Game creation, e-commerce cited as target use cases :
“By adapting our Stable Video Diffusion image-to-video diffusion model with the addition of camera path conditioning, Stable Video 3D is able to generate multi-view videos of an object,” the company wrote in a blog post detailing the new model.
“Stable Video 3D is a valuable tool for generating 3D assets, especially within the gaming sector,” Varun Jampani, lead researcher at Stability AI told VentureBeat. “Additionally, it enables the production of 360-degree orbital videos, which are useful in e-commerce, providing a more immersive and interactive shopping experience.”
From Stable Zero123 to SV3D :
Stability AI is perhaps best known for its Stable Diffusion text-to-image gen AI models which include SDXL and the Stable Diffusion 3.0, the latter still in early research preview. Stable Diffusion 1.5 is an open source image generation model that forms the basis of many other AI image generation and video products, including Runway and Leonardo AI.
Back in December 2023, the Stable Zero123 model was released, offering new capabilities for building 3D images. At the time, Emad Mostaque, founder and CEO of Stability AI told VentureBeat that Stable Zero123 would be the first of a series of 3D models.
The SV3D technology is taking a different approach to 3D generation than Stable Zero123.
“Stable Video 3D can be seen as a successor and as an improvement to our previous offering Stable Zero123,” Jampani said. “Stable Video 3D is a novel view synthesis network that takes a single image as input, and outputs novel view images.
Jampani explained that Stable Zero123 is based on Stable Diffusion and outputs one image at a time. Stable Video 3D is based on Stable Video Diffusion models and outputs multiple novel views simultaneously. Stable Video 3D provides much better quality novel views, and thus can help in generating better 3D meshes from a single image.
Coherent views from any given angle :
In a research paper, Stability AI researchers detail some of the techniques used to enable 3D from a single image using latent video diffusion.
“Recent work on 3D generation proposes techniques to adapt 2D generative models for novel view synthesis (NVS) and 3D optimization,” the report stated. “However, these methods have several disadvantages due to either limited views or inconsistent NVS, thereby affecting the performance of 3D object generation.”

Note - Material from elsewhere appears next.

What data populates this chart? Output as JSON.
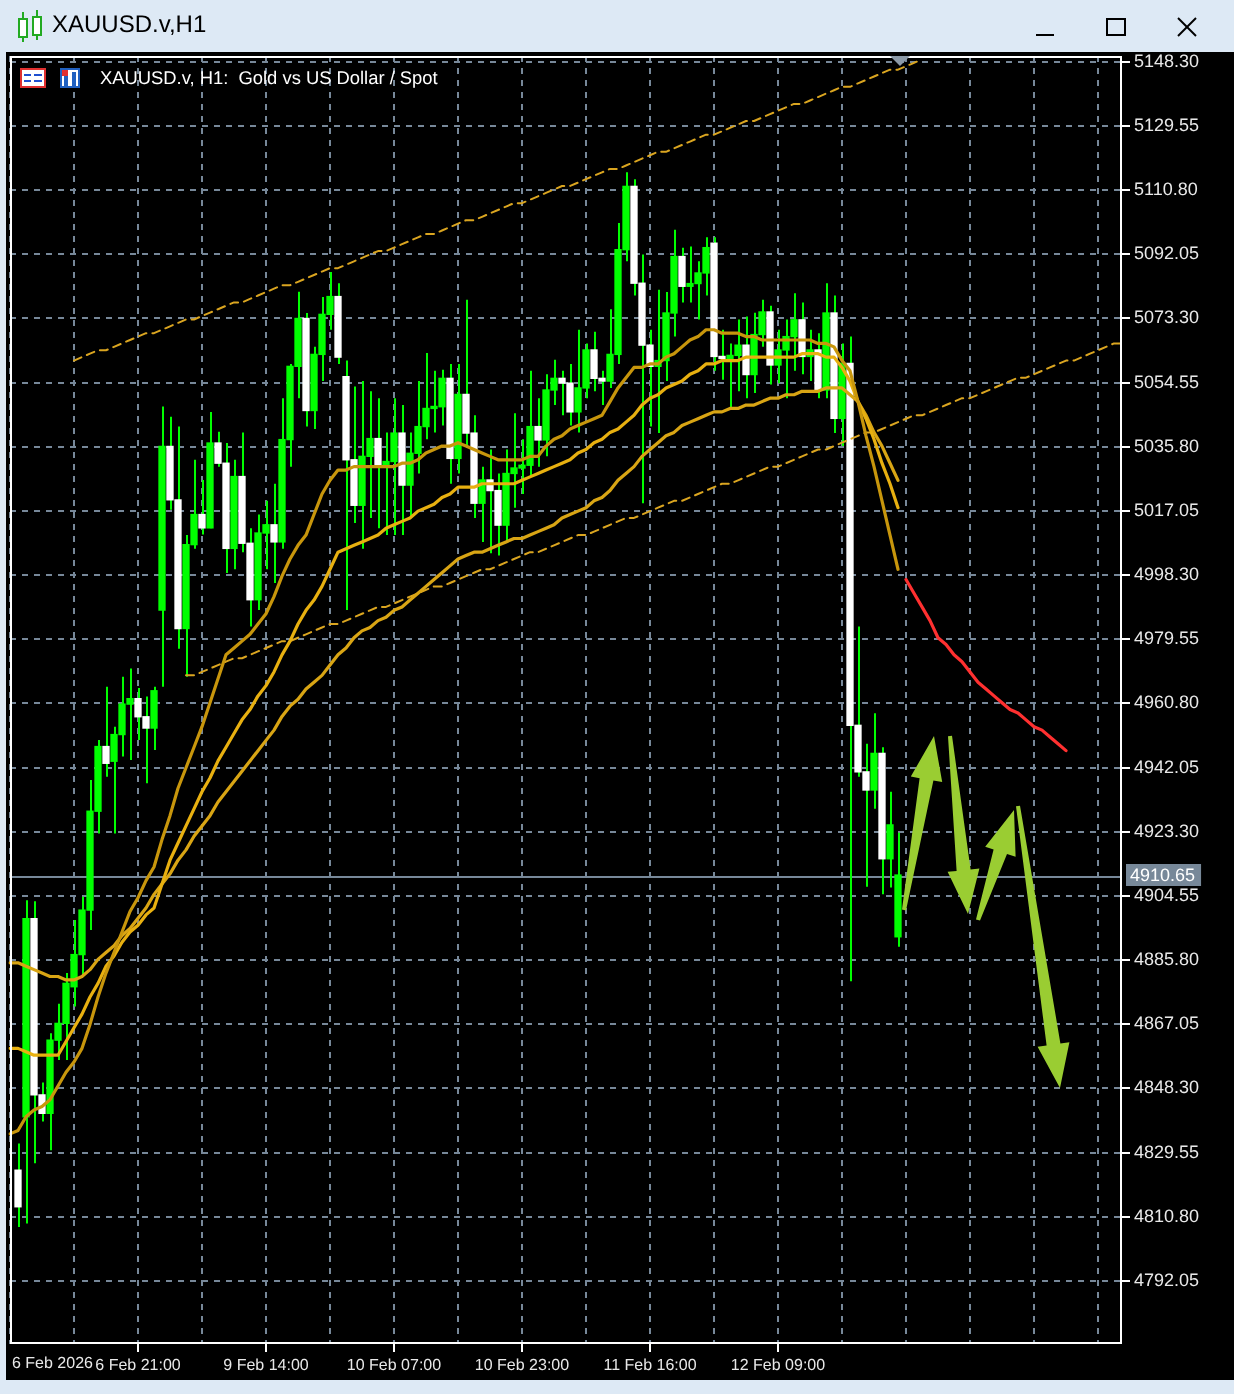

One of the key strengths of SV3D lies in its ability to generate consistent novel multi-view images of an object. According to Stability AI, SV3D delivers coherent views from any given angle.
The research paper on SV3D highlights this advancement noting that, “. …unlike previous approaches that often grapple with limited perspectives and inconsistencies in outputs, Stable Video 3D is able to deliver coherent views from any given angle with proficient generalization.”
In addition to its novel view synthesis capabilities, SV3D also takes aim at optimizing 3D meshes. By leveraging its multi-view consistency, SV3D can generate high-quality 3D meshes directly from the novel views it produces.
“Stable Video 3D leverages its multi-view consistency to optimize 3D Neural Radiance Fields (NeRF) and mesh representations to improve the quality of 3D meshes generated directly from novel views,” Stability AI wrote in its announcement post.
Two Powerful Variants: SV3D_u and SV3D_p SV3D comes in two variants, each designed for specific use cases.
SV3D_u generates orbital videos based on single image inputs without the need for camera conditioning. Camera conditioning in generative AI refers to a technique where an additional input, often in the form of an image or a set of parameters related to camera perspectives or positions, is used to guide the generation process of new images or content.
On the other hand, SV3D_p extends this capability by accommodating both single images and orbital views, allowing users to create 3D video along specified camera paths.